RUSHVILLE - With the start of a new year, Florida-based Cormo USA Inc. says it is looking forward to its first full year of operation in Indiana.

Delayed a year from its original plan, Cormo says it will be working with a still undetermined number of Indiana farmers this year to collect corn crop residue and generate two sustainable products.

“We have a number of farmers lined up ready to work with us,” said Cormo USA Chief Executive Officer Stefan Muehlbauer. “We will be doing the contracting starting in February for the 2020 harvest season.”

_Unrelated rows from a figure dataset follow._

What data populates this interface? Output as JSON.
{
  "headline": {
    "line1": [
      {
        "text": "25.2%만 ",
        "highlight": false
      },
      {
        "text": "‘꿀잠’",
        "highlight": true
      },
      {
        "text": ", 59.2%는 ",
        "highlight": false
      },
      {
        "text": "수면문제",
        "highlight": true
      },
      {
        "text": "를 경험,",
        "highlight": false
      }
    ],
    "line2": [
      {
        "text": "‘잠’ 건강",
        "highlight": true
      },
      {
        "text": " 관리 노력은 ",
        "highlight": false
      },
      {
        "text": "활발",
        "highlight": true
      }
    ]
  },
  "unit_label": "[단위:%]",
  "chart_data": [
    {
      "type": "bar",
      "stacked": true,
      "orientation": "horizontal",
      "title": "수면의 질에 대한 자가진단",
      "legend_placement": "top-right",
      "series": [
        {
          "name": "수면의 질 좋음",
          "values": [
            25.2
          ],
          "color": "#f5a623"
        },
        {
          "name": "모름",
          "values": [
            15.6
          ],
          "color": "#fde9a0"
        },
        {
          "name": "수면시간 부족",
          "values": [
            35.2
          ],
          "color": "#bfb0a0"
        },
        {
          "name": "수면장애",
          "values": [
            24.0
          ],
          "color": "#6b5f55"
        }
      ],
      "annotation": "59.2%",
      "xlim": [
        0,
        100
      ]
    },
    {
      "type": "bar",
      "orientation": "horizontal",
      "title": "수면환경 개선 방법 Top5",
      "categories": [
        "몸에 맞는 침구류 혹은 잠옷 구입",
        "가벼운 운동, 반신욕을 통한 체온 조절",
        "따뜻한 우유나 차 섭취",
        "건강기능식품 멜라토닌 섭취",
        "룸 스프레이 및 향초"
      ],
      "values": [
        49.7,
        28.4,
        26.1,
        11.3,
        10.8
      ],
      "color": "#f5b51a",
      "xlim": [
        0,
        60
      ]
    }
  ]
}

Cormo announced in May 2019 it was building its first U.S. production facility in Rushville to convert the crop residue, known as corn stover, into value-added products - a peat moss substitute and foam-like construction material.

This company has utilized the patented process at Cormo’s pilot plant in France since 2016.

It had planned to collect its inaugural harvest of about 250 acres this past fall, but it admits the timeline may have been too aggressive. Cormo also did not get a facility built in 2019 as it had hoped.

“For a variety of reasons. Just as one example, getting steel for buildings can take up to six months now because of the issues that we have for China,” said Muehlbauer, referring to a lengthy trade dispute between the U.S and China.

But the company did find an existing 100,000-square-foot vacant building in Rushville, which will serve as an interim home.

“Since our equipment is relatively mobile, it will serve as a great home for the next 12-24 months and allow us to focus on operations first, without all the time pressure of building,” said Muehlbauer.

Harvesting stover for Cormo is a two-step process. Once farmers harvest the grain, they’ll make a second pass over the field about a month later, or more, to cut the remaining stalk. Muehlbauer says the additional time allows moisture and nutrients in the stalk to get drawn back into the ground.

The delayed secondary harvest also gives Cormo time to stagger its production window.

“We like to space it out as it comes off the field because once we get the stover, we have to process it within two to three days.”

For farmers, it gives them the flexibility to return to the field after the grain is in the bin. They can chop the standing stalk in January and February when the ground is frozen.

The idea of collecting stover is not new as some farmers already bale stalks for livestock feed. In corn-rich Iowa, some farmers get paid by South Dakota-based POET Energy to collect the crop residue which gets turned into cellulosic ethanol.

Indiana doesn’t have the same market demand for “crop waste” which is why Cormo selected the Hoosier state, giving Indiana farmers a chance to earn more on the same plot of land.

While the company is not disclosing how much they will be paying farmers, they do say the average farmer “can increase profitability by 15-30% on the same acre.” 

Muehlbauer realizes the “grain is the gold” to Indiana farmers, but with a value-added option for stover, crop residue could become a cash reserve.